À l’occasion de la Journée du souvenir et de l’engagement, organisée le 24 mars en Côte d’Ivoire, la Confédération des organisations des victimes des crises (COVICI) a rappelé l’urgence de relancer le processus de réparation et de reconnaissance des victimes des conflits ivoiriens.
Le président du conseil d’administration de la COVICI, Toé Seydou, a exhorté l’État à clarifier le statut des victimes des crises ivoiriennes et à relancer les mécanismes de soutien interrompus. Selon lui, cette commémoration, organisée en partenariat avec l’association italienne Libera, constitue une occasion majeure de porter la voix des victimes auprès des autorités nationales et internationales.

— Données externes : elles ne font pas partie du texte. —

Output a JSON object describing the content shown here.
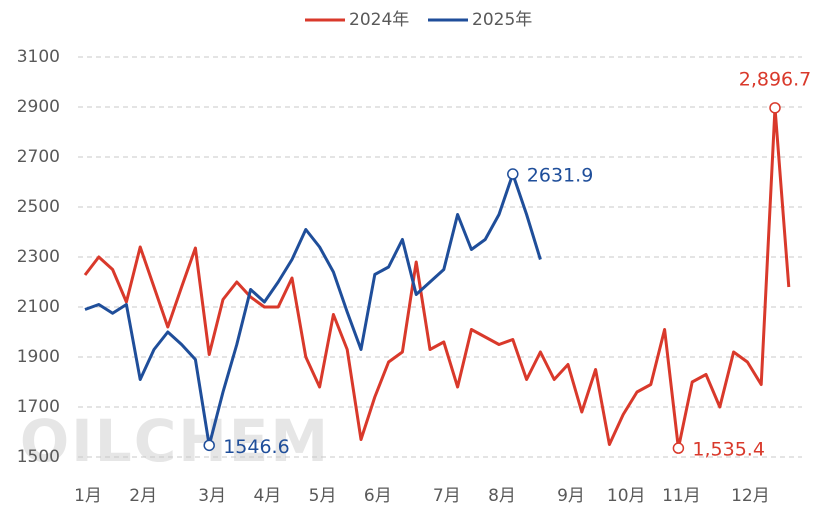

« Nous saisissons toutes les opportunités pour faire entendre la voix des victimes », a-t-il affirmé, insistant sur les défis persistants liés à l’insertion socio-économique, à l’autonomisation et à la prise en charge psychosociale. Il a également déploré l’arrêt de plusieurs dispositifs, tels que la distribution de chèques, l’aide aux orphelins ou encore les activités génératrices de revenus pour les femmes.
La conférence animée par le juriste Ibrahim Bamba a permis de distinguer la justice réparatrice, centrée sur l’indemnisation, de la justice régénérative, qui vise à traiter les causes profondes des injustices. Les participants ont souligné la nécessité d’intégrer les dimensions économiques, sociales et psychologiques dans les politiques publiques.
Selon les chiffres de la COVICI, les crises survenues entre 1990 et 2011 ont généré 874 055 demandes de réparation, dont 316 954 ont été validées. Parmi elles, 84,78 % concernent des destructions de biens, 6 % des meurtres ou disparitions, 8,45 % des blessures graves et 0,77 % des violences basées sur le genre.